Una combinación imposible. Una mezcla absurda, insostenible y quimérica, que arrancó en 1939. Sometida desde entonces a lo ilógico y a lo irracional, su primera edición apenas duró un día. Desplegada la alfombra roja un 1 de septiembre –de un certamen que por entonces se hacía llamar Festival International du Film-, hubo de recogerla a la jornada siguiente. La Segunda Guerra Mundial obligó a cancelarlo. No era el momento. El cine debía esperar.

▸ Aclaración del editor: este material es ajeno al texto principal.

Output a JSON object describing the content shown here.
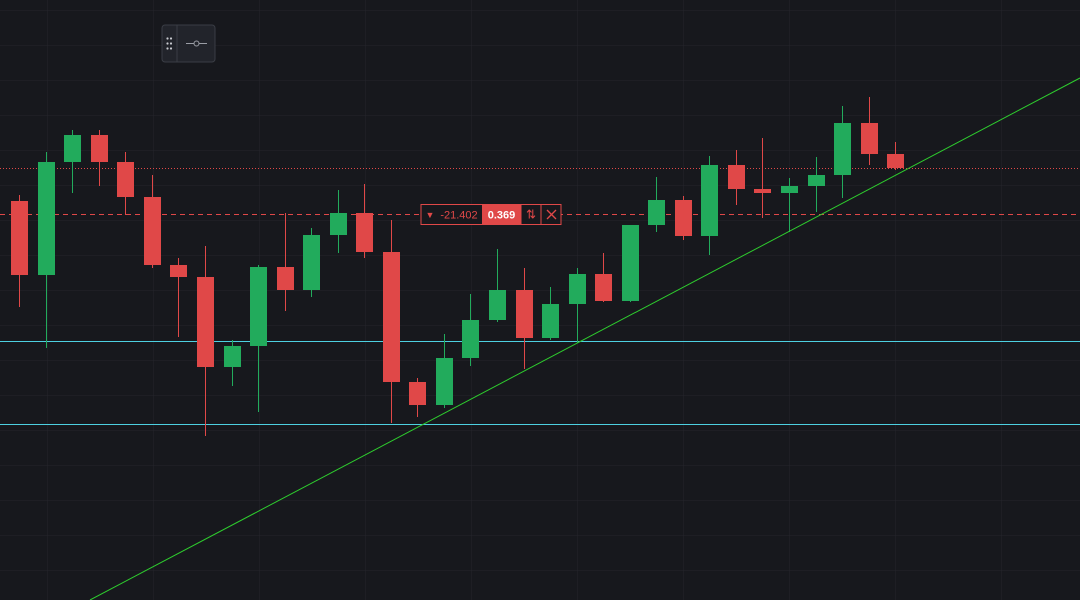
{
  "chart_data": {
    "type": "candlestick",
    "xlim": [
      -0.72,
      39.96
    ],
    "ylim": [
      0,
      60
    ],
    "up_color": "#22ab5c",
    "down_color": "#e04848",
    "open": [
      39.9,
      32.5,
      43.8,
      46.5,
      43.8,
      40.3,
      33.5,
      32.3,
      23.3,
      25.4,
      33.3,
      31.0,
      36.5,
      38.7,
      34.8,
      21.8,
      19.5,
      24.2,
      28.0,
      31.0,
      26.2,
      29.6,
      32.6,
      29.9,
      37.5,
      40.0,
      36.4,
      43.5,
      41.1,
      40.7,
      41.4,
      42.5,
      47.7,
      44.6
    ],
    "high": [
      40.5,
      44.8,
      47.0,
      47.0,
      44.8,
      42.5,
      34.2,
      35.4,
      26.0,
      33.5,
      38.7,
      37.2,
      41.0,
      41.6,
      38.0,
      22.2,
      26.6,
      30.6,
      35.1,
      33.2,
      31.3,
      33.2,
      34.7,
      37.5,
      42.3,
      40.4,
      44.4,
      45.0,
      46.2,
      42.2,
      44.3,
      49.4,
      50.3,
      45.8
    ],
    "low": [
      29.3,
      25.2,
      40.7,
      41.4,
      38.5,
      33.2,
      26.3,
      16.4,
      21.4,
      18.8,
      28.9,
      30.3,
      34.7,
      34.2,
      17.7,
      18.3,
      19.2,
      23.4,
      27.8,
      23.1,
      26.0,
      25.7,
      29.8,
      29.8,
      36.8,
      36.0,
      34.5,
      39.5,
      38.2,
      36.8,
      38.8,
      40.2,
      43.5,
      43.0
    ],
    "close": [
      32.5,
      43.8,
      46.5,
      43.8,
      40.3,
      33.5,
      32.3,
      23.3,
      25.4,
      33.3,
      31.0,
      36.5,
      38.7,
      34.8,
      21.8,
      19.5,
      24.2,
      28.0,
      31.0,
      26.2,
      29.6,
      32.6,
      29.9,
      37.5,
      40.0,
      36.4,
      43.5,
      41.1,
      40.7,
      41.4,
      42.5,
      47.7,
      44.6,
      43.2
    ],
    "hlines": [
      {
        "value": 25.9,
        "color": "#4dd0e1",
        "style": "solid"
      },
      {
        "value": 17.6,
        "color": "#4dd0e1",
        "style": "solid"
      },
      {
        "value": 43.2,
        "color": "#e04848",
        "style": "dotted"
      }
    ],
    "trendline": {
      "x": [
        2.67,
        39.96
      ],
      "y": [
        0,
        52.2
      ],
      "color": "#2ecc2e"
    },
    "order_line": {
      "value": 38.6,
      "color": "#e04848",
      "change": "-21.402",
      "quantity": "0.369"
    }
  }
}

Y no fue la única interrupción. Volvería a ocurrir a finales de los 60, cuando el mayo francés irrumpió en las mismísimas entrañas de Cannes. Mientras los sueños de una generación gala se enfrentaban a golpes de porra y embestidas policiales, mientras los gritos ahogados de la revolución llenaban de graffitis los muros de París, mientras se encauzaba la historia democrática con los versos de un tal Bob Dylan (The Times They are a-changin', decían); en Cannes, François Truffaut y Jean-Luc Godard exigían un parón indefinido. “Como muestra de solidaridad por las protestas”, argumentaron. Y nació, dentro del propio Festival, la Quinzaine des réalisateur: una sección contestataria, inconveniente, que rechazaba cualquier tipo de censura y presión política o diplomática.

A todo esto, tan sólo un español ha logrado hasta ahora embaucar al jurado. El más francés de todos, el más surrealista del cine patrio. Luis Buñuel triunfó con Viridiana (1961), con esa histriónica comedia inmersa en el drama de la pobreza. Con una película caricaturesca, bufona, picaresca; que permaneció en España bajo la férrea llave de la censura hasta la muerte del dictador. Sólo después pudo disfrutarse al sur de los Pirineos de esa alocada historia.



Y es que debe ser el mar de Cannes, o el sol de la Côte Blue, o las olas del Mediterráneo al desvanecerse en las playas de la Costa Azul; debe ser el runrún del cinematógrafo, o el crujido de la cinta de 35 milímetros al desenvolverse en un proyector. Tiene que ser la inverosímil esencia del cine, la imposible y perpetua banda sonora del séptimo arte; las fantasías, los ensueños, las ilusiones y espejismos perfilados sobre la pantalla vacía, blanca, inmaculada. En Cannes habla Woody Allen, Pedro Almodóvar, Ingmar Bergman, Federico Fellini, Milos Forman. En Cannes habla el cine, el mismo cine. Nada más.